Wednesday, April 21, 2010

why you don't want network neutrality

It's nice to go down to the grocery store and buy a loaf of fancy whole-grain organic unbleached homeopathic artisan bread.  But sitting a couple shelves lower is the wonder bread, at a fraction of the price.


Advocates of "network neutrality" want you to believe that wonder bread will kill you, and want to make everything but the fancy whole-grain bread illegal.  That means fifth-grade kids will have to eat peanut butter and jelly sandwiches on 'ferrari bread'.


Let me explain the difference between the breads.  See, about 90% of the bandwidth on a network like Comcast's is used by something like 1% of their customers.  Those customers are almost certainly using bittorrent to exchange  huge media files, much of it (though not all) illegal copying.  The other 99% of customers are paying for all the extra infrastructure needed to support this.

Comcast (or any other high-speed ISP) would love to segregate those customers out, and offer a cheaper product to the masses.  Right now they achieve this partially by filtering or slowing down the traffic used by the gluttons.  But if 'network neutrality' laws are passed,  Comcast won't have that option.  They'll be forced to feed the gluttons from everyone else's wallet.

Yes, I hear ya.  I know, yeah... big bad corporations are going to block protocols that they don't like.  They'll likely censor data, spy on you, etc.  They'll likely sell cheaper access to their networks to their corporate friends and co-sponsors.  Oh, the horror.  It might even one day lead to free network access for the non-porn-sharing majority.

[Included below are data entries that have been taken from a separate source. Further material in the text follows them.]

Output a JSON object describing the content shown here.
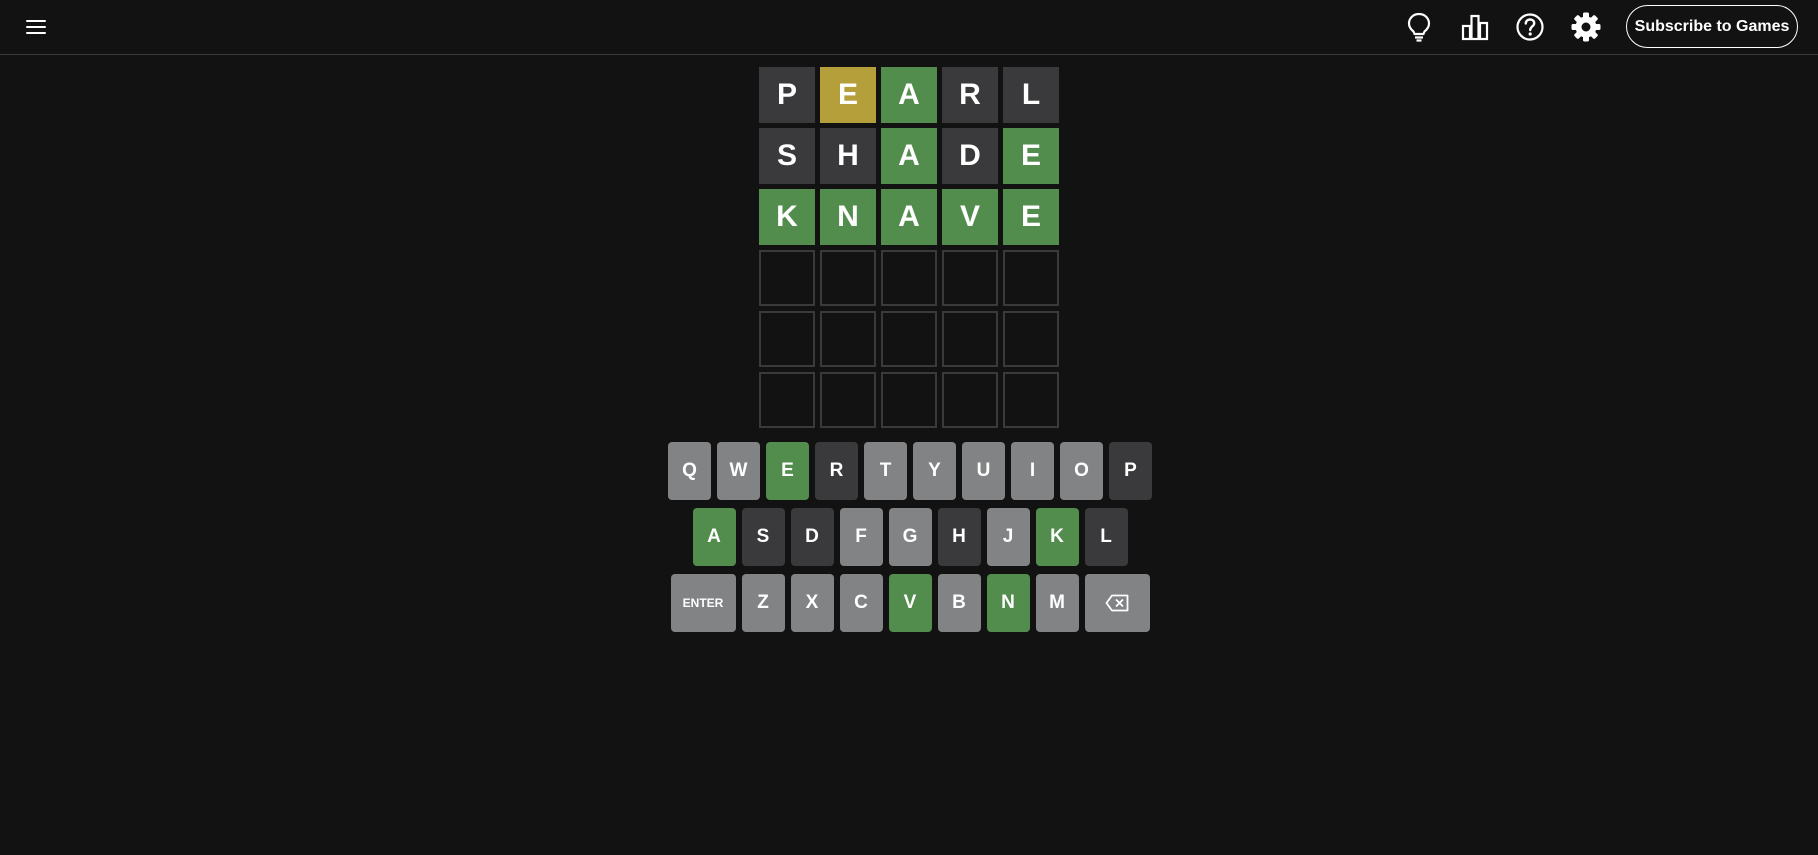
{
  "header": {
    "menu_icon": "hamburger-menu-icon",
    "icons": [
      "lightbulb-icon",
      "stats-bar-chart-icon",
      "help-question-icon",
      "settings-gear-icon"
    ],
    "subscribe_label": "Subscribe to Games"
  },
  "colors": {
    "background": "#121213",
    "correct": "#538d4e",
    "present": "#b59f3b",
    "absent": "#3a3a3c",
    "unused_key": "#818384",
    "empty_border": "#3a3a3c"
  },
  "board": {
    "rows": [
      [
        {
          "letter": "P",
          "state": "absent"
        },
        {
          "letter": "E",
          "state": "present"
        },
        {
          "letter": "A",
          "state": "correct"
        },
        {
          "letter": "R",
          "state": "absent"
        },
        {
          "letter": "L",
          "state": "absent"
        }
      ],
      [
        {
          "letter": "S",
          "state": "absent"
        },
        {
          "letter": "H",
          "state": "absent"
        },
        {
          "letter": "A",
          "state": "correct"
        },
        {
          "letter": "D",
          "state": "absent"
        },
        {
          "letter": "E",
          "state": "correct"
        }
      ],
      [
        {
          "letter": "K",
          "state": "correct"
        },
        {
          "letter": "N",
          "state": "correct"
        },
        {
          "letter": "A",
          "state": "correct"
        },
        {
          "letter": "V",
          "state": "correct"
        },
        {
          "letter": "E",
          "state": "correct"
        }
      ],
      [
        {
          "letter": "",
          "state": "empty"
        },
        {
          "letter": "",
          "state": "empty"
        },
        {
          "letter": "",
          "state": "empty"
        },
        {
          "letter": "",
          "state": "empty"
        },
        {
          "letter": "",
          "state": "empty"
        }
      ],
      [
        {
          "letter": "",
          "state": "empty"
        },
        {
          "letter": "",
          "state": "empty"
        },
        {
          "letter": "",
          "state": "empty"
        },
        {
          "letter": "",
          "state": "empty"
        },
        {
          "letter": "",
          "state": "empty"
        }
      ],
      [
        {
          "letter": "",
          "state": "empty"
        },
        {
          "letter": "",
          "state": "empty"
        },
        {
          "letter": "",
          "state": "empty"
        },
        {
          "letter": "",
          "state": "empty"
        },
        {
          "letter": "",
          "state": "empty"
        }
      ]
    ]
  },
  "keyboard": {
    "rows": [
      [
        {
          "label": "Q",
          "state": "unused"
        },
        {
          "label": "W",
          "state": "unused"
        },
        {
          "label": "E",
          "state": "correct"
        },
        {
          "label": "R",
          "state": "absent"
        },
        {
          "label": "T",
          "state": "unused"
        },
        {
          "label": "Y",
          "state": "unused"
        },
        {
          "label": "U",
          "state": "unused"
        },
        {
          "label": "I",
          "state": "unused"
        },
        {
          "label": "O",
          "state": "unused"
        },
        {
          "label": "P",
          "state": "absent"
        }
      ],
      [
        {
          "label": "A",
          "state": "correct"
        },
        {
          "label": "S",
          "state": "absent"
        },
        {
          "label": "D",
          "state": "absent"
        },
        {
          "label": "F",
          "state": "unused"
        },
        {
          "label": "G",
          "state": "unused"
        },
        {
          "label": "H",
          "state": "absent"
        },
        {
          "label": "J",
          "state": "unused"
        },
        {
          "label": "K",
          "state": "correct"
        },
        {
          "label": "L",
          "state": "absent"
        }
      ],
      [
        {
          "label": "ENTER",
          "state": "unused",
          "wide": true
        },
        {
          "label": "Z",
          "state": "unused"
        },
        {
          "label": "X",
          "state": "unused"
        },
        {
          "label": "C",
          "state": "unused"
        },
        {
          "label": "V",
          "state": "correct"
        },
        {
          "label": "B",
          "state": "unused"
        },
        {
          "label": "N",
          "state": "correct"
        },
        {
          "label": "M",
          "state": "unused"
        },
        {
          "label": "",
          "icon": "backspace-icon",
          "state": "unused",
          "wide": true
        }
      ]
    ]
  }
}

My solution: let them.  As long as you give me the choice to pick another provider, one that doesn't filter or tarpit my data, then I'm fine with it.  I'll be happy to pay the premium.

What you should watch out for: when they make network neutrality illegal.  When the government starts filtering or blocking anything that looks encrypted.  Stop lobbying on Google's behalf, and lobby on your own: it's the government you need to fear, not 'corporations'.  Because every Comcast will have an AT&T breathing down its neck.  But there's only one Big Brother.

1 comment:

  1. I see what you're saying, and for the most part, I agree.

    However, not all houses have two good ISP options. Even two ISPs is hardly a diverse market. People that bought Verizon FIOS find their old telco copper to the road was ripped out even if it could have been left alone, so a fallback isn't so easy.

    So really, the solution is to find ways to make it easier to establish more competition. There are still major natural barriers, laying wire or lofting radio towers is simply costly even if getting the permission to do so costs nothing.